Oatly, Urine, and a Closed Nutrient Loop
A urine-to-fertilizer project has enlisted Oatly as a participant. The initiative converts human urine into agricultural fertilizer, targeting phosphorus and nitrogen recovery. Significant. Those two nutrients are finite, mined resources with serious supply-chain risk.
Oatly’s involvement adds consumer-brand visibility to what has been a niche agronomic conversation. Specifically, the project connects the oat supply chain directly to circular nutrient management. That is a credible sustainability claim, not a marketing abstraction. Brands that can document closed-loop inputs will hold an advantage as retailer ESG requirements tighten.

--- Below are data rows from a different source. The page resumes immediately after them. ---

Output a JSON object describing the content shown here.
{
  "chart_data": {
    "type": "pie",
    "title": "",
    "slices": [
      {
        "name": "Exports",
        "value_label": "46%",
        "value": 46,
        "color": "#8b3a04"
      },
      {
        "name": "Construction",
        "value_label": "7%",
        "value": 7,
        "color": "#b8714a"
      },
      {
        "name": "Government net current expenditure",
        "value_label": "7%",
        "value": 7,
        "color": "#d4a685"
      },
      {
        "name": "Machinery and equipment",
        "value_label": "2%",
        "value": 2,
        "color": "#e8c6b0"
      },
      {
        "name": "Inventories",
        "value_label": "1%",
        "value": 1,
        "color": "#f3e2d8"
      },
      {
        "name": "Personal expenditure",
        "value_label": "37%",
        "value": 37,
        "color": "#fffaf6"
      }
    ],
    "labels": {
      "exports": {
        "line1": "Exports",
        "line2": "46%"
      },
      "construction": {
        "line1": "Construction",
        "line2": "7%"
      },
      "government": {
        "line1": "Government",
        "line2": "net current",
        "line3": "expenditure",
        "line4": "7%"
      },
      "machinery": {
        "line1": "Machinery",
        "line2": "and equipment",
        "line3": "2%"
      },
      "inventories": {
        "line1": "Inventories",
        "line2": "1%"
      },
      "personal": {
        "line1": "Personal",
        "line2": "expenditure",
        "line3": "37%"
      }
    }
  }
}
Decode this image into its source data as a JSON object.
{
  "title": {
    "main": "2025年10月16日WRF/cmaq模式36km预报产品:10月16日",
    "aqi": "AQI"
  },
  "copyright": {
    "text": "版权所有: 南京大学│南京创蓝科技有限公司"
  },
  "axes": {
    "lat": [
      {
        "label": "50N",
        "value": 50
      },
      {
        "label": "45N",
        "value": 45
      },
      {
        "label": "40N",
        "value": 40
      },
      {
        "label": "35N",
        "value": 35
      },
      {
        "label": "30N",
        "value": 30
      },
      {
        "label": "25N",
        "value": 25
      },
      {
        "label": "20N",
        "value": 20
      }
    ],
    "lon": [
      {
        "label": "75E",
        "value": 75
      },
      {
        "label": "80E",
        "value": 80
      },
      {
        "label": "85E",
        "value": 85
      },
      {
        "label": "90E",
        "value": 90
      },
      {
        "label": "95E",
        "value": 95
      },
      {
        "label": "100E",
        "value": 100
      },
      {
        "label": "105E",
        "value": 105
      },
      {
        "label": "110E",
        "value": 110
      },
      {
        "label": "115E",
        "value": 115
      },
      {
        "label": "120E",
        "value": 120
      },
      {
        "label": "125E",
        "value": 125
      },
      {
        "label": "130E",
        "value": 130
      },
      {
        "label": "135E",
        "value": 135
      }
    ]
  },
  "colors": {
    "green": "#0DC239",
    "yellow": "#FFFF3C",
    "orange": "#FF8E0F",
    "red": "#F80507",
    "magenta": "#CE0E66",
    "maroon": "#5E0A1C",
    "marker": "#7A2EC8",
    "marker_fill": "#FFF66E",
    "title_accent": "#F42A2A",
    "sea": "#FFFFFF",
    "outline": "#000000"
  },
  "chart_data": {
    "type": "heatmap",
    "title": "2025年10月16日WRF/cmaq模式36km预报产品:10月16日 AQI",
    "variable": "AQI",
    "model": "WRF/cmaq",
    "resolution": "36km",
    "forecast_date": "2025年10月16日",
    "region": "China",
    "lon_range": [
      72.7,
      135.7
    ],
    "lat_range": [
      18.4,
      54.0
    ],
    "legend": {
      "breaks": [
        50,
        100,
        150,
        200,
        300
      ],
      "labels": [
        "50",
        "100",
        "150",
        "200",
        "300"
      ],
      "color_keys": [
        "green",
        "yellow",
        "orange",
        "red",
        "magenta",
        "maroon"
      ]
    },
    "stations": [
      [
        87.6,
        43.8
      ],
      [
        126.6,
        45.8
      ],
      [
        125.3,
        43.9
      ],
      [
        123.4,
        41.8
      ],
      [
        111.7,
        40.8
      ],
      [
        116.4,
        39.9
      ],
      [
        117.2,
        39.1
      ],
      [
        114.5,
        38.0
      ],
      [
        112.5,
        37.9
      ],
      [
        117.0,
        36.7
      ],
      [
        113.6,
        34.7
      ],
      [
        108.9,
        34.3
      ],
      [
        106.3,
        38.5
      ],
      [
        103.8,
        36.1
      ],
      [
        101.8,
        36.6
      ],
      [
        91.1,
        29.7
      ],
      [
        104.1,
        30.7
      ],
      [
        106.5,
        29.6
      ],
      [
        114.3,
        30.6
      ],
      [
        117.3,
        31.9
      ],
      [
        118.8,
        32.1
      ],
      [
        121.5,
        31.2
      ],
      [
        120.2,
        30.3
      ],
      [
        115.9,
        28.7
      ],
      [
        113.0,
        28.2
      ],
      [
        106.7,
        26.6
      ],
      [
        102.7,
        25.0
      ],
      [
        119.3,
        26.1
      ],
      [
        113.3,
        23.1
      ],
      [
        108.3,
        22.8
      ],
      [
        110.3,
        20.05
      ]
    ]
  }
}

The Coffee Bean and Tea Leaf Makes Its Non-Dairy Call
The Coffee Bean and Tea Leaf has made a decision on its non-dairy milk lineup. Details from Green Queen indicate the chain updated its plant-based milk options for customers. Foodservice operators face real pressure here: non-dairy milk selection affects ticket size, loyalty, and brand perception simultaneously.
In short, chains that standardize on one or two non-dairy options risk alienating a growing segment. Those that rotate or expand options signal responsiveness. Watch this. The Coffee Bean’s choice will reveal whether the brand is leading or following on dairy-free innovation news.